The garden had been badly hit. There were smashed branches all over, and the pool had leaves in it and puddles where tiny frogs squatted and leapt. There was a strangeness. Some of it was in the light. But some of it, he knew, was in him. Keeping as close as possible to his normal routine, he went in, changed into a pair of shorts, and went out through the gate, across the road and down the red-soil track to the beach.
It was early, just before six, but men were already out tightening guy-ropes, digging new trenches round their camps. There was a high tide running. It was grey, its dull waves crested with weed as if a gigantic shark out there were showing first its back, then its belly, leaden, dangerous. Little kids, standing on isolated hillocks in the dunes, were gesturing towards it, marvelling at the absence of beach, dancing about on a ledge of soft sand that fell abruptly to foam.
He went on to the north end where the storm-water channel ran all the way to the water's edge, in a tangle of yellow-flowering native hibiscus so dense and anciently intertwined that without once setting your foot to the ground you could move on through it all the way to the beach. He swung up on to a low branch and made his way along it, gripping with his toes and using his arms for balance, then hauled himself on to a new branch higher up.
It was another world up here, a place so hidden and old, so deeply mythologized by the games they played in the twists and turns of its branches, their invented world of tribes and wars and castles, that the moment you hauled yourself up into its big-leafed light and shade you shook loose of the actual, were freed of ground rules and the habits of a life lived on floorboards and in rooms.
Hauling himself up from branch to branch, higher than he had ever been before, he found a place where he was invisible from below but had the whole bay before him.
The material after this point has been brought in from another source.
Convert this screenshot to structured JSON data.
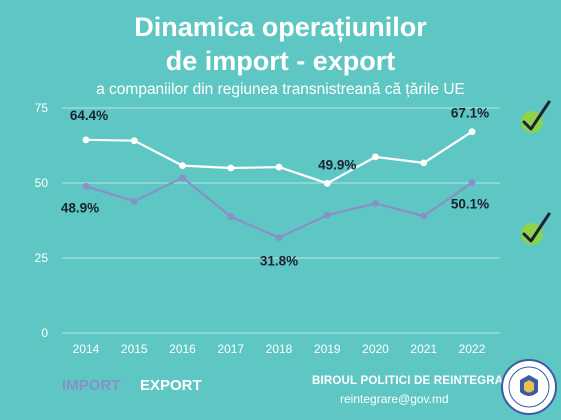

It was an established custom that they came to the Trees only in the afternoon. He had the place to himself. Feeling the damp air begin to heat, he settled and let himself sink into an easy state where it was his blood that did the thinking for him, or his thumbs, or the small of his back where it was set hard against rough bark. From high up among leaves he watched the tide turn and begin, imperceptibly at first, then with swiftness, to go out.
His father would not be coming back. That was the first fact he had to face. And the second was that his mother already knew and had accepted it. Somewhere too deep for thought, he too had known it. The pain and bafflement of his first reaction had been at some failure of his own: he had let his father go; his will had not been strong enough to prevent him from slipping away. But he saw now that that was foolish. There were things that were out of your control. And if this was scary, it was also a relief. There were happenings out there in the world that you were not responsible for.
He must have slept then, because when he looked out again the morning had moved on. The sun was out. Mothers were pegging clothes to improvised lines, along with towels and old rags that had been used to sop up the rain. Others were dragging out furniture as well, stretcher-beds and mattresses, suitcases, the wooden, gauze-sided cupboards where groceries were kept. Fathers were going from tent to tent inspecting damage, tendering advice. He could see it all from up here. Weak rays were lighting the tent flaps and the tarpaulins laid out on the grass, but would soon be stronger.
Inside, card games would be starting up, Fish or Grab for the littlies, Euchre for the older kids, or Pontoon or Poker. He did not have to look in to see any of this.
Fran Williams would be laid across a stretcher with The Count of Monte Cristo open on the grass below. The Ludlow girls would have set up their grocery shop, its cardboard shelves stacked with tiny packets of tea, rice, sugar, sago, and little stamped coins in piles to shop with. Along the shoreline, processions of treasure hunters were poking about among the rubble of seaweed and cuttlefish shells and Have-a-Heart sticks.
Eventually, not long from now, he would go down and join them, and later again, not too late, not too early either, but at his usual hour, he would make his way back to Schindler's.